In our study, trends of percentage changes in CI measured by pulse power analysis (ΔCIPPnon-cal./PPcal.) and transpulmonary thermodilution (ΔCITPTD) revealed a weak but significant correlation before and after CPB. Calibration of pulse power analysis improved statistical significance, as well as the measurements obtained at lower MAP values immediately after CPB. We observed the best correlation of changes in CI between transpulmonary thermodilution and pulse power analysis after CPB and calibration; however, the patient sample was limited at T4 and, therefore, these data should be interpreted with caution. However, ROC analysis for prediction of ΔCITPTD >15% showed that only ΔCIPPcal. was able to track haemodynamic changes and trends with sufficient sensitivity and specificity.

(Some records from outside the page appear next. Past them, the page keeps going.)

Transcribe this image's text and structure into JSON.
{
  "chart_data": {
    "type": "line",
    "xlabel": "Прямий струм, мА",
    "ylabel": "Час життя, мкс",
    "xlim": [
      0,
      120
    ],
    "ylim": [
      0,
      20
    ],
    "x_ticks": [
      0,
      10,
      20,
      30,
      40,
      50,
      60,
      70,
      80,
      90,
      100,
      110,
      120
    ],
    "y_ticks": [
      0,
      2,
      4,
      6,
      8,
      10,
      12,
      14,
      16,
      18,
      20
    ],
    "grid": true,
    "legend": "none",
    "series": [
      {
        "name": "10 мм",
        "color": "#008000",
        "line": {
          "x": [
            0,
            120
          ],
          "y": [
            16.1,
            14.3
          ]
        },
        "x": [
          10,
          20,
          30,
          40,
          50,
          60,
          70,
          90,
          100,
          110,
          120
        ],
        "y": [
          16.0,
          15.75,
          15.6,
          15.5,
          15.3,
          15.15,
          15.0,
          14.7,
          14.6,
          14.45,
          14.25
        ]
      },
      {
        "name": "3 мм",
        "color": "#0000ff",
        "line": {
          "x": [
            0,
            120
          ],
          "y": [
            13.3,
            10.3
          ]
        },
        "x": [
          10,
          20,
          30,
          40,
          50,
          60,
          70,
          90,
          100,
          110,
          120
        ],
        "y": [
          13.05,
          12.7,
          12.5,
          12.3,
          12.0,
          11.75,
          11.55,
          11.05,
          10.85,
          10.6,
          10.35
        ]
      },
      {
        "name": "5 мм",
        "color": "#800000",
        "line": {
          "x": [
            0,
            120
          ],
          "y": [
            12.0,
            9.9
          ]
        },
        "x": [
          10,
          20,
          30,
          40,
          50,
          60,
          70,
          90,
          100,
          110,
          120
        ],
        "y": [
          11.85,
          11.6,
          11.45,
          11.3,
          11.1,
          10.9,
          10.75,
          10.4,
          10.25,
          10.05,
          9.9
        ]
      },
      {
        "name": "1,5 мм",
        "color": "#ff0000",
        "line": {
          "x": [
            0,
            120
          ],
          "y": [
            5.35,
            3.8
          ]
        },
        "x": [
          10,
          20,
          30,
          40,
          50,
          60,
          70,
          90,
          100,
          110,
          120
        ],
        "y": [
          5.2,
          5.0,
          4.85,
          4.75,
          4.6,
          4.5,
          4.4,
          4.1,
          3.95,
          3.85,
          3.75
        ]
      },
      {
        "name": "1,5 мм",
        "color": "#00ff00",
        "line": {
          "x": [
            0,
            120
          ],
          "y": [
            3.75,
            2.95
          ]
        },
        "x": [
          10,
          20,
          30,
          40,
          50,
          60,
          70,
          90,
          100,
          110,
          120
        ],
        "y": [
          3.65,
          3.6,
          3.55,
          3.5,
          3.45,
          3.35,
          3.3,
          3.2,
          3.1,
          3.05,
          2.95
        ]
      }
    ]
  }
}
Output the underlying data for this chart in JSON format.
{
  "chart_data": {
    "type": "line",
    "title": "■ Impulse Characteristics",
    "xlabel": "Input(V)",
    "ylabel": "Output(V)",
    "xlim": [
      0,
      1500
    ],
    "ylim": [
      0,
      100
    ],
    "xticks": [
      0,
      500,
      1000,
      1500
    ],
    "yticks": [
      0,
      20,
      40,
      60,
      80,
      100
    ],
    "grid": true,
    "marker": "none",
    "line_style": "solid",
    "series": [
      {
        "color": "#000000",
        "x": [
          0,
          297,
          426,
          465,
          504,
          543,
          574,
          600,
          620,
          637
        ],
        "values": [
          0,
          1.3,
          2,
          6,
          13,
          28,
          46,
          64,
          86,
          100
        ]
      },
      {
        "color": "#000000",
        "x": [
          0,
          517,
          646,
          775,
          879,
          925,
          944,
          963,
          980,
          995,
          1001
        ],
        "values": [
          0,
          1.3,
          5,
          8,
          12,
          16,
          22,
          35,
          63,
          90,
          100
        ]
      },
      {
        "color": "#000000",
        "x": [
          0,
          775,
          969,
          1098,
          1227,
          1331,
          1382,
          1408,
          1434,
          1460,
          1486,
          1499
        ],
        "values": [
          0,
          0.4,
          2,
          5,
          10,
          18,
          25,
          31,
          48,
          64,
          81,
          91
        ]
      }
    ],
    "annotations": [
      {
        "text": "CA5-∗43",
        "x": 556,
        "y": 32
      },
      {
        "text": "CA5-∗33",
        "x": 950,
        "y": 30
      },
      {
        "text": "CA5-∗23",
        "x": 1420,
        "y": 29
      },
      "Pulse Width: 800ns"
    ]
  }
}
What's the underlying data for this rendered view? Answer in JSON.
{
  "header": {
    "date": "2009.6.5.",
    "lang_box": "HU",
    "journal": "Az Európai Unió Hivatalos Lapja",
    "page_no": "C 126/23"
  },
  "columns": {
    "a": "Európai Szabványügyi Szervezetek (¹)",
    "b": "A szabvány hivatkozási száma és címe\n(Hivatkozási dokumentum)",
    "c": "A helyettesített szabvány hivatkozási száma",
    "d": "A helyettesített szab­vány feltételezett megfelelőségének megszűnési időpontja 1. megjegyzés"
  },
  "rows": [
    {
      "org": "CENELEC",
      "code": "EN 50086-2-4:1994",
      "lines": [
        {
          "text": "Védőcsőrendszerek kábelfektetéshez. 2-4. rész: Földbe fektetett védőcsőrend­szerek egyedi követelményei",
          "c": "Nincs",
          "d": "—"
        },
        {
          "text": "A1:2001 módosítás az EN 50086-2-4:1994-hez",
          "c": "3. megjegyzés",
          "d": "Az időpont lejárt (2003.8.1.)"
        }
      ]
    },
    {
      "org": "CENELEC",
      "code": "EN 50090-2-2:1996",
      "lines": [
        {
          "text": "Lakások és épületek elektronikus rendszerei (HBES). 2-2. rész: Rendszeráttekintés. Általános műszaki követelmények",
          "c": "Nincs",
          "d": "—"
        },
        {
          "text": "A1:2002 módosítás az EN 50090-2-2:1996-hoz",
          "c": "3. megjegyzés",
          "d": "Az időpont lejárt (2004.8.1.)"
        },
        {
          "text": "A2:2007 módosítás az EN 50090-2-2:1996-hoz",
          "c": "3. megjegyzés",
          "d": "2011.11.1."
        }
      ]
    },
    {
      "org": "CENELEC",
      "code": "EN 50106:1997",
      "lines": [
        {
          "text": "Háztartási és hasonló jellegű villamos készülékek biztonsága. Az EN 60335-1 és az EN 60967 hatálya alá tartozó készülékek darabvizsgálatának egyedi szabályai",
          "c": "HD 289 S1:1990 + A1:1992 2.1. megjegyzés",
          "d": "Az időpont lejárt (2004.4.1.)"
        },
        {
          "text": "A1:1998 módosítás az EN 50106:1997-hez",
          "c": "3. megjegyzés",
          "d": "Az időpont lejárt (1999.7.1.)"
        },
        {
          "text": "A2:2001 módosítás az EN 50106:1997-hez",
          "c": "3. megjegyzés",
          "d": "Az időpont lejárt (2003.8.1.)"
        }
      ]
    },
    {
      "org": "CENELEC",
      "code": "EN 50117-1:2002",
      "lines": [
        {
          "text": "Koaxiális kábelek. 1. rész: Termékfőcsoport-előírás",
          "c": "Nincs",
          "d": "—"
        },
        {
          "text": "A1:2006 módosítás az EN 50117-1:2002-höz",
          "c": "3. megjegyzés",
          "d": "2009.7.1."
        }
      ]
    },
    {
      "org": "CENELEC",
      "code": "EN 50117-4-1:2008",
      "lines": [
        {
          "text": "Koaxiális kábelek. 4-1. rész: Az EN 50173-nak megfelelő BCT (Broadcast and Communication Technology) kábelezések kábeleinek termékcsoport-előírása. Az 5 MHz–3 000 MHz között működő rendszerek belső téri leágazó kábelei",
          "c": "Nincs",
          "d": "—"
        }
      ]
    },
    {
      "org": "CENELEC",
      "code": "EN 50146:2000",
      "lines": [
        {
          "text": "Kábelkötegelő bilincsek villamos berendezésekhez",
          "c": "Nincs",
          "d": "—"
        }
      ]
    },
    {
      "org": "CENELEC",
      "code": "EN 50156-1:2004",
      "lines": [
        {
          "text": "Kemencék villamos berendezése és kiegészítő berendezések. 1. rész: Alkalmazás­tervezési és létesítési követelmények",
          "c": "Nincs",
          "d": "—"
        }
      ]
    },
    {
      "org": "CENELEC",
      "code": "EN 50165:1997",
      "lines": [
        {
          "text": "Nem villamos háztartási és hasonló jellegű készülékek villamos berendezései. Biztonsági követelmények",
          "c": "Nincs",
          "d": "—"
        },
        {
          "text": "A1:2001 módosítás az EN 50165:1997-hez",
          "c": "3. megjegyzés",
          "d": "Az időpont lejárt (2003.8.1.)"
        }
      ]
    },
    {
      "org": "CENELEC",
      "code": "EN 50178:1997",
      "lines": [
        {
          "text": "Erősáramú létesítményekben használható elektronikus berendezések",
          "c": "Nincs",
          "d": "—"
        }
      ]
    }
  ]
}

Some limitations of our study must be noted. We investigated a monitoring system developed to reflect haemodynamic trends, rather than measuring accurate CI. However, a prerequisite for using a system to guide goal-directed haemodynamic therapy in clinical settings is to understand the precision and the limitation of a monitoring technique. Furthermore, transpulmonary thermodilution implies some limitations particularly after weaning from cardiopulmonary bypass with ongoing thermal changes, leading to a higher bias caused by reduced accuracy of the reference technique [10]. However, we observed better correlation between CI and trends of CI by transpulmonary thermodilution and calibrated pulse power analysis after weaning from CPB. Due to the fact that we did not assess CI by uncalibrated and calibrated pulse power analysis at the same time but under different haemodynamic conditions, this could have induced a small bias especially in the immediate period following CPB. In this context, CIPP is probably also influenced by systolic arterial pressure which was unfortunately not recorded during the study period. Finally, we excluded patients with haemodynamic instability or shock and investigated patients undergoing elective coronary surgery with normal left ventricular function and without continuous application of vasoactive drugs. Therefore, our results cannot be extrapolated to patients with impaired left ventricular function, low cardiac output or patients receiving inotropic or vasoactive support.

Conclusions

With respect to the absolute values of CI measurement, the less invasive technique of uncalibrated pulse power analysis was not interchangeable with transpulmonary thermodilution, both before and after CPB. Calibration of pulse power analysis improved accuracy, but PE was only acceptable after CPB. Correlation between MAP and CIPPnon-cal. in a subset of patients at T1 suggests that in the presence of high blood pressure, data from uncalibrated pulse power analysis should probably be interpreted with caution. Only calibrated pulse power analysis was able to reliably track haemodynamic changes and trends. As only a homogeneous elective patient collective was investigated, the present results, however, cannot be generalized and transferred to other groups of patients.

Key messages

  • Uncalibrated pulse power analysis was not interchangeable with transpulmonary thermodilution before and after CPB.

  • Calibration improved accuracy, but pulse power analysis was still not consistently interchangeable with transpulmonary thermodilution.

  • Only calibrated pulse power analysis was able to track the percentage of changes in CI measured by transpulmonary thermodilution.

  • Uncalibrated pulse power analysis was significantly influenced by MAP in a subset of the observed patients, requiring further investigation in different patient populations.